Rasiak: Mamy utalentowanych zawodników
Jagiellonia Białystok przegrała ostatnio w Lubinie z KGHM Zagłębiem i ciągle nie może być jeszcze pewna utrzymania w T-Mobile Ekstraklasie. Grzegorz Rasiak, napastnik drużyny z Białegostoku, nie zakłada jednak takiego scenariusza. W sobotę Jagiellonia rywalizować będzie z Wisłą Kraków.
W minionej kolejce Jagiellonia Białystok przegrała w Lubinie z walczącym o utrzymanie KGHM Zagłębiem Lubin. - Był to całkiem niezły mecz w drugiej połowie. My mogliśmy wyrównać, Zagłębie miało szansę, aby podwyższyć wynik. Szkoda początku, bo straciliśmy szybko bramkę i to ustawiło spotkanie. Myślę jednak, że dużo walki było, jak to w spotkaniach o ligowy byt, a mniej fajerwerków. W sobotnim meczu z Wisłą będziemy szukać zwycięstwa - mówił po tym spotkaniu Grzegorz Rasiak.
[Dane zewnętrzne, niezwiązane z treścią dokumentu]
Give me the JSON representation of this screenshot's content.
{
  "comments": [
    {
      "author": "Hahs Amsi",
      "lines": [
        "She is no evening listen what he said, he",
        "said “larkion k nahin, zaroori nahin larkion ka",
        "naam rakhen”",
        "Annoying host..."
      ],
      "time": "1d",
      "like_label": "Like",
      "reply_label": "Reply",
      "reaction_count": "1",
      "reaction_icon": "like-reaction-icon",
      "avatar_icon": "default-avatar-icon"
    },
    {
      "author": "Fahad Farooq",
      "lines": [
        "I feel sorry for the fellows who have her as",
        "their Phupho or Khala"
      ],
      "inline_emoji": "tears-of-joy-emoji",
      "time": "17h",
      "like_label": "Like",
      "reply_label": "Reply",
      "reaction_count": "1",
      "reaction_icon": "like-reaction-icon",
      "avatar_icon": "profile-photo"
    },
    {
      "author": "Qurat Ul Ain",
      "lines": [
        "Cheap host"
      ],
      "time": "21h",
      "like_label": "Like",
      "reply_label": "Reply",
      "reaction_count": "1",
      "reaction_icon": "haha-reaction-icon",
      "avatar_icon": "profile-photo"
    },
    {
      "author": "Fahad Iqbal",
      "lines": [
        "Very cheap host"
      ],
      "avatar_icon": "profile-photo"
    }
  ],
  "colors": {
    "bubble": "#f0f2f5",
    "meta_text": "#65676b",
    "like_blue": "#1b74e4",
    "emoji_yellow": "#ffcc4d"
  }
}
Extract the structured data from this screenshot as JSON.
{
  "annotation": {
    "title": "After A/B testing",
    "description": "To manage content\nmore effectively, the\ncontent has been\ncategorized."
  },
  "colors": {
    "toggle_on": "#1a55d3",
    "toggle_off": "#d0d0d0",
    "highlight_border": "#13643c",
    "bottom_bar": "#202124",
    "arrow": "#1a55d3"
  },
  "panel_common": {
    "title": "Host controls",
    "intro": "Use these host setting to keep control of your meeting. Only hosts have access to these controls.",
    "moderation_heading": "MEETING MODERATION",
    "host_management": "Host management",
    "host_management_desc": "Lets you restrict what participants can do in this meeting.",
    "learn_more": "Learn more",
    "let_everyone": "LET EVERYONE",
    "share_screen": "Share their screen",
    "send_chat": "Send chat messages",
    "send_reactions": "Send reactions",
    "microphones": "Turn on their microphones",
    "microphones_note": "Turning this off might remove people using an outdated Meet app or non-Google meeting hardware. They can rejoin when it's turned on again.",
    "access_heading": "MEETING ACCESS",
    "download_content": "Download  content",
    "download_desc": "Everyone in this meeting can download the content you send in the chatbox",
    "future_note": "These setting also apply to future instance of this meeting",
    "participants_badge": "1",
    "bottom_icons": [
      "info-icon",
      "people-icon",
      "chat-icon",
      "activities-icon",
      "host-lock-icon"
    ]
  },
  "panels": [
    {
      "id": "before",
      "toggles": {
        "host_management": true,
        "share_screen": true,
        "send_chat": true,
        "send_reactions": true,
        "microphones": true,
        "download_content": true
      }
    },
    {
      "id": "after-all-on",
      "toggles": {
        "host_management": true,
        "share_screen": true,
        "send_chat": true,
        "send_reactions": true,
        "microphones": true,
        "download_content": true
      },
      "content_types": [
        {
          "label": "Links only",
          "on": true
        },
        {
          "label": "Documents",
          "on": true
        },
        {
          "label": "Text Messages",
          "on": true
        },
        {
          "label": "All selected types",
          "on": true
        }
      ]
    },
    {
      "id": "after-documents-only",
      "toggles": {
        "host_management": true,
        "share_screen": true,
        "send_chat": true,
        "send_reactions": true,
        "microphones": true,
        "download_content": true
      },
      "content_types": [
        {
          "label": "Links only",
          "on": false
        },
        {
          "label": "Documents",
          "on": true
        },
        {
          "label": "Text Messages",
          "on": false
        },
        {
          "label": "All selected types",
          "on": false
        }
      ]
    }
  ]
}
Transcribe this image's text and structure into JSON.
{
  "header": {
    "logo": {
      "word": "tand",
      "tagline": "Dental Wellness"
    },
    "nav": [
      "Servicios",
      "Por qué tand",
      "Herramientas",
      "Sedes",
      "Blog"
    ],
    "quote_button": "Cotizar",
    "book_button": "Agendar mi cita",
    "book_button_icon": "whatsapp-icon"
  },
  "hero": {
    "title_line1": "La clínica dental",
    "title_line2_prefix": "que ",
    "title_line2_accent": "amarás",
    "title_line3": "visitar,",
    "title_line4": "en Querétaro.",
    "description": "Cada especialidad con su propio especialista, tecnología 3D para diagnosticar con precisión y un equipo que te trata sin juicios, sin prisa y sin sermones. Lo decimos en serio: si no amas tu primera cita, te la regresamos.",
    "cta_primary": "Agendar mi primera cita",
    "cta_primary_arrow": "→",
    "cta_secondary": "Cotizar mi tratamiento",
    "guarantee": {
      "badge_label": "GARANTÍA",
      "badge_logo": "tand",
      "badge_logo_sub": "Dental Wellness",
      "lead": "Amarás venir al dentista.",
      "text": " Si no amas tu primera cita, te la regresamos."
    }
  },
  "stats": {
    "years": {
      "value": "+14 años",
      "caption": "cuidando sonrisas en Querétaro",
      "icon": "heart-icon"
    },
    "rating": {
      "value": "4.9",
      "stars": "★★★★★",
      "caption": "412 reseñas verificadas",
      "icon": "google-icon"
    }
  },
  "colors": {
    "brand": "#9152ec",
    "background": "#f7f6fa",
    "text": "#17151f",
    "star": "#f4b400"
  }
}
Drużyna z Białegostoku ciągle nie jest jeszcze pewna utrzymania w T-Mobile Ekstraklasie, ale aby zespół prowadzony przez Tomasza Hajtę spadł z ligi, musiałby stać się jakaś katastrofa. - Nie widzę takiej możliwości, żeby Jagiellonia spadła, ale póki piłka w grze, mamy szanse na miejsce od szóstego do piętnastego. Każdy mecz jest więc ważny i chcemy go wygrać - zaznaczył Rasiak. O kolejne punkty zespół z Białegostoku powalczy już w sobotę. Jego rywalem będzie ciągle aktualny jeszcze mistrz Polski, krakowska Wisła.Zespół z Białegostoku to mieszanka rutyny z młodością. Szansę na pokazanie swoich umiejętności dostaje tam bowiem wielu młodych piłkarzy. - Mamy utalentowanych zawodników, ale też i kilku doświadczonych, jak Tomek Frankowski czy ja. My w swoim życiu strzeliliśmy sporo bramek. Gra opiera się też na doświadczonych zawodnikach, bo bez nich można jeden mecz lepiej zagrać, spotkanie po spotkaniu różnie to wychodzi - podsumował Rasiak.